DiverseMotion: Towards Diverse Human Motion Generation via Discrete
Diffusion
- URL: http://arxiv.org/abs/2309.01372v1
- Date: Mon, 4 Sep 2023 05:43:48 GMT
- Title: DiverseMotion: Towards Diverse Human Motion Generation via Discrete
Diffusion
- Authors: Yunhong Lou, Linchao Zhu, Yaxiong Wang, Xiaohan Wang, Yi Yang
- Abstract summary: We present DiverseMotion, a new approach for synthesizing high-quality human motions conditioned on textual descriptions.
We show that our DiverseMotion achieves the state-of-the-art motion quality and competitive motion diversity.
- Score: 70.33381660741861
- License: http://creativecommons.org/licenses/by/4.0/
- Abstract: We present DiverseMotion, a new approach for synthesizing high-quality human
motions conditioned on textual descriptions while preserving motion
diversity.Despite the recent significant process in text-based human motion
generation,existing methods often prioritize fitting training motions at the
expense of action diversity. Consequently, striking a balance between motion
quality and diversity remains an unresolved challenge.
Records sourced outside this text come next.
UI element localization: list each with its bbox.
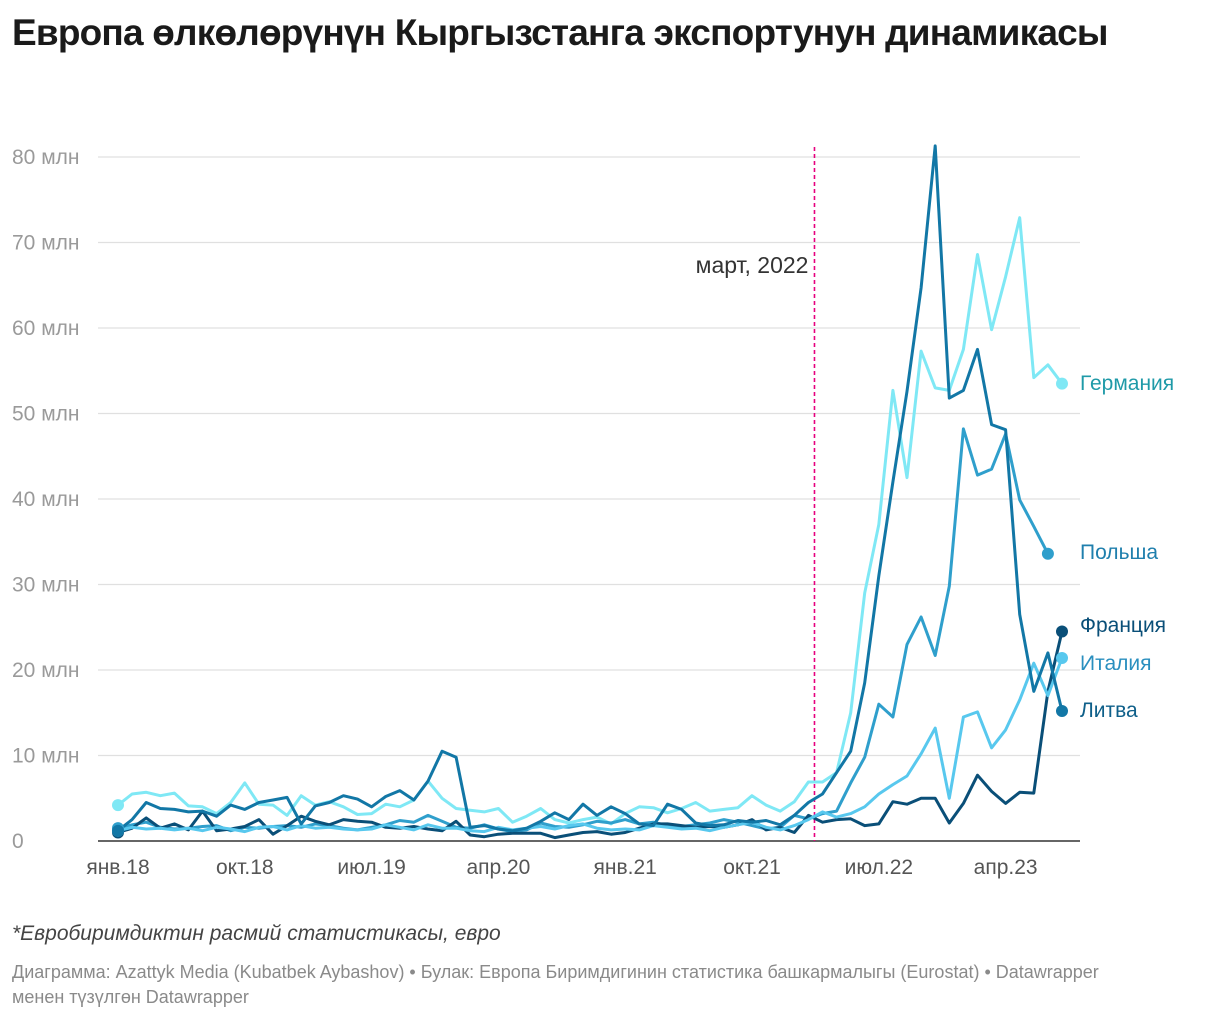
series-endpoints xyxy=(112,377,1068,839)
series-line xyxy=(116,216,1064,826)
gridlines xyxy=(98,156,1080,842)
y-tick-label: 30 млн xyxy=(12,574,79,597)
x-tick-label: июл.19 xyxy=(337,856,405,879)
series-line xyxy=(116,656,1064,834)
x-tick-label: окт.21 xyxy=(723,856,781,879)
series-label: Польша xyxy=(1080,541,1158,564)
y-tick-label: 10 млн xyxy=(12,745,79,768)
series-end-dot xyxy=(1041,547,1054,560)
series-labels: Германия Польша Франция Италия Литва xyxy=(1080,372,1174,722)
y-tick-label: 0 xyxy=(12,830,24,853)
x-tick-label: июл.22 xyxy=(845,856,913,879)
y-axis: 0 10 млн 20 млн 30 млн 40 млн 50 млн 60 млн 70 … xyxy=(12,146,79,853)
series-end-dot xyxy=(1056,377,1068,390)
annotation: март, 2022 xyxy=(696,147,816,841)
y-tick-label: 60 млн xyxy=(12,317,79,340)
y-tick-label: 50 млн xyxy=(12,403,79,426)
credit-line: Диаграмма: Azattyk Media (Kubatbek Aybas… xyxy=(12,962,1099,1007)
series-start-dot xyxy=(112,824,124,837)
series-end-dot xyxy=(1056,705,1068,718)
series-line xyxy=(116,144,1064,833)
series-line xyxy=(116,630,1064,840)
series-start-dot xyxy=(112,799,124,812)
chart-title: Европа өлкөлөрүнүн Кыргызстанга экспорту… xyxy=(12,12,1108,53)
x-tick-label: янв.21 xyxy=(594,856,657,879)
series-lines xyxy=(116,144,1064,840)
x-tick-label: окт.18 xyxy=(216,856,274,879)
y-tick-label: 70 млн xyxy=(12,232,79,255)
x-axis: янв.18 окт.18 июл.19 апр.20 янв.21 окт.21 июл.… xyxy=(86,856,1037,879)
series-label: Франция xyxy=(1080,614,1166,637)
series-label: Литва xyxy=(1080,699,1138,722)
series-label: Германия xyxy=(1080,372,1174,395)
y-tick-label: 80 млн xyxy=(12,146,79,169)
series-end-dot xyxy=(1056,652,1068,665)
annotation-label: март, 2022 xyxy=(696,252,809,278)
y-tick-label: 40 млн xyxy=(12,488,79,511)
line-chart: 0 10 млн 20 млн 30 млн 40 млн 50 млн 60 млн 70 … xyxy=(12,144,1174,879)
x-tick-label: апр.20 xyxy=(466,856,530,879)
source-note: *Евробиримдиктин расмий статистикасы, ев… xyxy=(12,922,501,945)
x-tick-label: апр.23 xyxy=(974,856,1038,879)
x-tick-label: янв.18 xyxy=(86,856,149,879)
y-tick-label: 20 млн xyxy=(12,659,79,682)
series-label: Италия xyxy=(1080,652,1152,675)
series-end-dot xyxy=(1056,625,1068,638)
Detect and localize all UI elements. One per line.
This problem is
compounded by two key factors: 1) the lack of diversity in motion-caption pairs
in existing benchmarks and 2) the unilateral and biased semantic understanding
of the text prompt, focusing primarily on the verb component while neglecting
the nuanced distinctions indicated by other words.In response to the first
issue, we construct a large-scale Wild Motion-Caption dataset (WMC) to extend
the restricted action boundary of existing well-annotated datasets, enabling
the learning of diverse motions through a more extensive range of actions. To
this end, a motion BLIP is trained upon a pretrained vision-language model,
then we automatically generate diverse motion captions for the collected motion
sequences. As a result, we finally build a dataset comprising 8,888 motions
coupled with 141k text.To comprehensively understand the text command, we
propose a Hierarchical Semantic Aggregation (HSA) module to capture the
fine-grained semantics.Finally,we involve the above two designs into an
effective Motion Discrete Diffusion (MDD) framework to strike a balance between
motion quality and diversity. Extensive experiments on HumanML3D and KIT-ML
show that our DiverseMotion achieves the state-of-the-art motion quality and
competitive motion diversity. Dataset, code, and pretrained models will be
released to reproduce all of our results.
Related papers
- MotionGPT-2: A General-Purpose Motion-Language Model for Motion Generation and Understanding [76.30210465222218]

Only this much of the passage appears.